Alis Vania semakin berkerut mendengar itu.

“Para bandit? Bagaimana mungkin para perampok gurun masih bisa bergerak bebas di tengah wabah ini?”

“Ya… ini aneh,” Phil setuju.

“Tim pengadaan kami menemukan desa-desa tersebut sudah dijarah ketika mereka tiba. Karena wabah penyakit, suku-suku tersebut tidak dapat memberikan perlawanan—sementara para bandit, anehnya, bergerak tanpa hambatan.
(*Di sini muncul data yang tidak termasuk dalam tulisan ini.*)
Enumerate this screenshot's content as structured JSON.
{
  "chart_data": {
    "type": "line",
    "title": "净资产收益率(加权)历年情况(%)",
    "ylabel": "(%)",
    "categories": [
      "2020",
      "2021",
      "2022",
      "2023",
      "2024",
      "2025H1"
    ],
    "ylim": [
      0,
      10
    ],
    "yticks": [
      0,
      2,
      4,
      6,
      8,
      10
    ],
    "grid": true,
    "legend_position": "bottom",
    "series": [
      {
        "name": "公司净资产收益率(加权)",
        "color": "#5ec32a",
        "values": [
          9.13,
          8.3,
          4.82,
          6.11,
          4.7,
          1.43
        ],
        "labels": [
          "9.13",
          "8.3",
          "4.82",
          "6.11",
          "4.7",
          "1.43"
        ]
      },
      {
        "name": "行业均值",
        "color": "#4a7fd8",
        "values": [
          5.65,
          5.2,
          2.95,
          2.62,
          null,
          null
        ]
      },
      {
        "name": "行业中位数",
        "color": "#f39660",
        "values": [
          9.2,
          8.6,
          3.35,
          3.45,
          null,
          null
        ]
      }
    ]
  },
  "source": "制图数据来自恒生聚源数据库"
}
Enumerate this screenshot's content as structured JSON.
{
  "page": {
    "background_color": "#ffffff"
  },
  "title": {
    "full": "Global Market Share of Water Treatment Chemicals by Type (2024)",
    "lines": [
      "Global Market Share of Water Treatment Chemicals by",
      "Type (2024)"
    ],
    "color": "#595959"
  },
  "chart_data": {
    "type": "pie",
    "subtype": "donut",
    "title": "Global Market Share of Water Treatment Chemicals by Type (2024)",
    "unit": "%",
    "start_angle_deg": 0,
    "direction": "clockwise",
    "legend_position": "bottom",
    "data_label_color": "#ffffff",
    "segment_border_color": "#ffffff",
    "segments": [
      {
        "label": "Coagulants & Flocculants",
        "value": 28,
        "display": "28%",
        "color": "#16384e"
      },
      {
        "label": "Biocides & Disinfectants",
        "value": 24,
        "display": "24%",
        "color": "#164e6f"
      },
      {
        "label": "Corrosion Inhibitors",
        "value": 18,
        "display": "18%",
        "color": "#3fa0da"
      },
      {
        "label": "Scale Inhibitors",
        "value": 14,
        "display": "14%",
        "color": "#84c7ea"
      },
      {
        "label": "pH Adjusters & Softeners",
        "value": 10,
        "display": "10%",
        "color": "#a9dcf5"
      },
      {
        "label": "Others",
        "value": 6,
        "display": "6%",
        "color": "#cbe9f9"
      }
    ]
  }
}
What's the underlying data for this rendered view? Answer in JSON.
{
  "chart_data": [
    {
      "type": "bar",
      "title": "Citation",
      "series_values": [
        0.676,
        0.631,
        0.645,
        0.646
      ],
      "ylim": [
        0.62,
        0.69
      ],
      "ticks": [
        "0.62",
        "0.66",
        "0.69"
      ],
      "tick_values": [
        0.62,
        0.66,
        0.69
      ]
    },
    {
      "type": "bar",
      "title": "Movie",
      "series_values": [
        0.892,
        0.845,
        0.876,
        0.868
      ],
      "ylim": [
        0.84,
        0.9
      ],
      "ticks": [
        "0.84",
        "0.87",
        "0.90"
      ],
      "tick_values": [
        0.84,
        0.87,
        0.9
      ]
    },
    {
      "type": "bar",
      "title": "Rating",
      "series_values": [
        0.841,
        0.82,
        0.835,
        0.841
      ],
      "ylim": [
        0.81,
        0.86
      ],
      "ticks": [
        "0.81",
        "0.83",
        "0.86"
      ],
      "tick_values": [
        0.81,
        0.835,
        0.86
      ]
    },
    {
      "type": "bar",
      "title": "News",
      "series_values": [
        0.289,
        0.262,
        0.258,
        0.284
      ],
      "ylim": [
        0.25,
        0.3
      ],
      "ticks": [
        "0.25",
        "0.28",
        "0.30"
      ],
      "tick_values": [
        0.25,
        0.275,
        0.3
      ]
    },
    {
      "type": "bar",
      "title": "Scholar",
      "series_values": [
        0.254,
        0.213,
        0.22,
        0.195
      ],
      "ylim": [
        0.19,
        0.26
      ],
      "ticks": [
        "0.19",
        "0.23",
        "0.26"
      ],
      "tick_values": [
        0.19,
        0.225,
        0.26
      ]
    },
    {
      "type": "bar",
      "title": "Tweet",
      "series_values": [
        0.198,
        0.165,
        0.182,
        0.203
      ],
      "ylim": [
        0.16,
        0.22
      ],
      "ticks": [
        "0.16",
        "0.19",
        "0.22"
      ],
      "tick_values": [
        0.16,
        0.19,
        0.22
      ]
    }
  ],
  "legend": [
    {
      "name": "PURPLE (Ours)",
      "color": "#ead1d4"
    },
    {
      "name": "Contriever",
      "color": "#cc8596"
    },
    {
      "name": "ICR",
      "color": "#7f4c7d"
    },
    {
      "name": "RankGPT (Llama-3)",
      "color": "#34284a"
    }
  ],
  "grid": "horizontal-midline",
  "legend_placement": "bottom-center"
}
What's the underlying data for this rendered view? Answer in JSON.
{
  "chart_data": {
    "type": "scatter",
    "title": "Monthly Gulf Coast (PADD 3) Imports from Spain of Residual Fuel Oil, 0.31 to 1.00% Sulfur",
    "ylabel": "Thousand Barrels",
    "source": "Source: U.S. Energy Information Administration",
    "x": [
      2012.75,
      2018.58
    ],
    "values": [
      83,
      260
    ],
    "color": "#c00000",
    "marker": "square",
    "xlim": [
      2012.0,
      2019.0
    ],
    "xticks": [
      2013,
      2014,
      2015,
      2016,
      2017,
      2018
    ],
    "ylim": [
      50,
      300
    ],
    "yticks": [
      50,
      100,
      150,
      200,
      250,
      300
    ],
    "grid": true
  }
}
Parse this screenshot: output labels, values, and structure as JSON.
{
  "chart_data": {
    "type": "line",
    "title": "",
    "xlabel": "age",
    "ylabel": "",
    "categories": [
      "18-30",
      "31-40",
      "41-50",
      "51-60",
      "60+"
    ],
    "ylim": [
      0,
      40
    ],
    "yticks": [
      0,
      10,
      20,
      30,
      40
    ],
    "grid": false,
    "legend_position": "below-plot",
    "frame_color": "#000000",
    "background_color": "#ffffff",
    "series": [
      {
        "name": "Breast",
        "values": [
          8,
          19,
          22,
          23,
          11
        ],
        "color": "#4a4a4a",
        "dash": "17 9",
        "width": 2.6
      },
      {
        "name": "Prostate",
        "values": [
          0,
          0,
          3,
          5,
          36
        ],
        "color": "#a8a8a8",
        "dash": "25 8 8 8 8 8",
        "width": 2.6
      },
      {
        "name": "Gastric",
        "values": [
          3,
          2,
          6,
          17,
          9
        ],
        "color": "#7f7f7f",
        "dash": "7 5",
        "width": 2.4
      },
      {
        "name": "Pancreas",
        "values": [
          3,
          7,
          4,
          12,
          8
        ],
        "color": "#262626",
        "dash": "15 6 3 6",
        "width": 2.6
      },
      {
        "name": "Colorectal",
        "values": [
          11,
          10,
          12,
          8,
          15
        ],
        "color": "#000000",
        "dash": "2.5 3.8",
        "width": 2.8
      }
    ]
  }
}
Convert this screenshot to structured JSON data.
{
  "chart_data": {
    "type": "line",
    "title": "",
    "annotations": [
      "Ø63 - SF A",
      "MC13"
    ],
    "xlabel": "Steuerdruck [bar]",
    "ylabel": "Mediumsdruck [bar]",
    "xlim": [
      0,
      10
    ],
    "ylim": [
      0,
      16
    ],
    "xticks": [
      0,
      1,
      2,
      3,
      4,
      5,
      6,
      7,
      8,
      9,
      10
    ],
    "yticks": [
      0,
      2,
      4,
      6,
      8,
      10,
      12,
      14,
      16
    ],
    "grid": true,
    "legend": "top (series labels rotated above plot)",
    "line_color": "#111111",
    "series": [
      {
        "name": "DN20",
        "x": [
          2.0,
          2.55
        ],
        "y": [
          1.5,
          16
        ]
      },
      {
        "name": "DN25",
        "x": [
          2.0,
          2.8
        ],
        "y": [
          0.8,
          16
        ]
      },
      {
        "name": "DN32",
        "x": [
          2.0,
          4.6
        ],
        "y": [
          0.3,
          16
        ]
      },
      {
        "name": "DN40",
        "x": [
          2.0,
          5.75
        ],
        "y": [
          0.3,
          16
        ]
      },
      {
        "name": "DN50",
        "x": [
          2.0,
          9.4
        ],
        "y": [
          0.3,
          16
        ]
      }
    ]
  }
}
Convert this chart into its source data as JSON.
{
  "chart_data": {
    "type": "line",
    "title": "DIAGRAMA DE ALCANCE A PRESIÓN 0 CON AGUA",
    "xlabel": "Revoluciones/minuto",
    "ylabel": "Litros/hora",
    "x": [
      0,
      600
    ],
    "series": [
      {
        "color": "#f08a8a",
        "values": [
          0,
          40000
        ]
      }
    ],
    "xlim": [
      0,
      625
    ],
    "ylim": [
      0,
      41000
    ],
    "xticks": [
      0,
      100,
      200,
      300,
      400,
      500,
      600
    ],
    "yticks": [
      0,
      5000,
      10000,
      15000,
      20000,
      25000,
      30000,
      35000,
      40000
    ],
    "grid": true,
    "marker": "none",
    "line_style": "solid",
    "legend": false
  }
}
“Yang lebih aneh lagi adalah, mereka hanya mencuri makanan. Hampir tidak ada yang terbunuh. Sebagian besar anggota suku selamat. Bahkan, banyak pengungsi di sini berasal dari desa-desa yang dijarah itu. Mereka datang kepada kami setelah tidak memiliki makanan sama sekali…”

Phil melanjutkan.

“Dan makanan bukanlah satu-satunya kekhawatiran kami. Peningkatan jumlah pengungsi yang sangat pesat telah membuat personel kami kewalahan. Banyak dari kami sendiri kini terinfeksi setelah kontak berkepanjangan dengan orang sakit. Wabah ini menyebar dengan sangat mudah—bahkan pakaian pelindung pun tidak menjamin perlindungan. Para Suster Penyembuh telah berhenti merawat pengungsi dan sekarang hanya fokus menyelamatkan anggota kami sendiri—tetapi bahkan dengan begitu, kapasitas medis kami pun tertinggal.”

Saat mendengarkan, wajah Vania semakin muram. Dia tidak menyangka bahwa, setelah berjuang keras mencari orang untuk membantunya, dia sekarang mungkin akan terbebani oleh beban yang sangat berat untuk melakukan hal itu.

“Para bandit masih bisa bergerak bebas di zona wabah… Mereka benar-benar telah melakukan berbagai upaya untuk menyabotase kita…” gumamnya, matanya melirik ke arah tembok Bastis yang jauh. Kini jelas baginya bahwa Gereja Panjang Umur berada di balik semua ini.

“Serangan bandit ini dimulai bahkan sebelum kita sampai di Bastis,” kata Gaspard, seorang pendekar pedang di dekatnya, dengan nada tegas.

“Ini jelas merupakan ulah para pengikut sekte itu. Mereka mencoba menggunakan wabah dan penjarahan untuk menciptakan krisis pengungsi dan membebankannya kepada kita—sementara mereka menutup Bastis dan menimbun semua gandum. Tujuan mereka adalah menenggelamkan kita di bawah beban orang-orang ini.”

Dia menoleh ke Vania, berbicara dengan serius.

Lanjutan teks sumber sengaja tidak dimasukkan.